Plato, putting words in the mouth of Socrates in Phaedrus wrote:
...for this discovery of yours [writing] will create forgetfulness in the learners’ souls, because they will not use their memories; they will trust to the external written characters and not remember of themselves.
http://en.wikisource.org/wiki/Phaedrus#On_the_decline_of_Gre....
Chess players can play without the chess board.
Some writers prisonners wrote books in their head.
Similarly, if you were separated from your computer you could still write programs, in your head. You would have to be very carefull, but you could reach a stage where the program is debugged well enough that you could just type it out (once you've left out the the prison), and have it run on the first time.
Just avoid TV and its brainwashing (cf. Fahrenheit 451, http://www.laweekly.com/news/ray-bradbury-fahrenheit-451-mis... ).
Which while exaggerated a little in your version, is more or less what earlier programmers (without monitors or even terminals and with expensive test-runs) did. Of course they also used paper, but it's interesting how much of the program they could keep in their head.

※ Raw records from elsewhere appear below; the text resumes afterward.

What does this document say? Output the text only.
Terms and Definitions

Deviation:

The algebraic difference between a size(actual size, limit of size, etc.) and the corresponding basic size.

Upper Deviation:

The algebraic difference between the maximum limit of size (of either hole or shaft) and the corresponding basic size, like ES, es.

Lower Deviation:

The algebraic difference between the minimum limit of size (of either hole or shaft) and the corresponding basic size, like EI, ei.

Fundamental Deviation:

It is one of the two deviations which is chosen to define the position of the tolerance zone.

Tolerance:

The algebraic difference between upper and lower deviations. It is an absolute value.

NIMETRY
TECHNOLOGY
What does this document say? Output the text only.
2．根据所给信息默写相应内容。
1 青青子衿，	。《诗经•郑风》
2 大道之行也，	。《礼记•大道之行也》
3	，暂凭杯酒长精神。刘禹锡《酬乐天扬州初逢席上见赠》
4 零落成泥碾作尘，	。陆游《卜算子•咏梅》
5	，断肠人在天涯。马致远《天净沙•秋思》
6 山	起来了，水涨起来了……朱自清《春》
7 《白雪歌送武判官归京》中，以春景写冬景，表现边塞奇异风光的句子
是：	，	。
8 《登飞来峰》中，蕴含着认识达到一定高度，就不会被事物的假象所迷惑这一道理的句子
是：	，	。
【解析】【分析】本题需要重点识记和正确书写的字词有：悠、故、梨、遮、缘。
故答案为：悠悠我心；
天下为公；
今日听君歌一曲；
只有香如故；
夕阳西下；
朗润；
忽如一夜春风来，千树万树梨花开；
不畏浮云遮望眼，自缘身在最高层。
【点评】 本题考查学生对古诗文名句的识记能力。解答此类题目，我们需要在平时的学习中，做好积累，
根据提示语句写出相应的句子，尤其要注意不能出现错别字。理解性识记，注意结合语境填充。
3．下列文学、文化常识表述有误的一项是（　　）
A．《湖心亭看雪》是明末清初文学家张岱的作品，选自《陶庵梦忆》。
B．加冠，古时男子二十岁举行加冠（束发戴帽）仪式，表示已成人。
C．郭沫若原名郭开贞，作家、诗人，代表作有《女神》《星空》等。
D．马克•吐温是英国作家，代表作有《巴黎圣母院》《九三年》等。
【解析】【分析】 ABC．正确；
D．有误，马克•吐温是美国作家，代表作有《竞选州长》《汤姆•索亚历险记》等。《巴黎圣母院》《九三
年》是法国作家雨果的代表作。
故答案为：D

Heck, even something like "ex" (the editor, which only showed the line you operate on), needs some of that capability to note stuff in your head to ever work.
My memory is bad because I rely a lot on technology and paper to remember things for me. One are I have improved is by learning Haskell using Vim and not having an IDE like I do for .NET I have found it has improved my memory. Also starting to learn another language has probably helped me.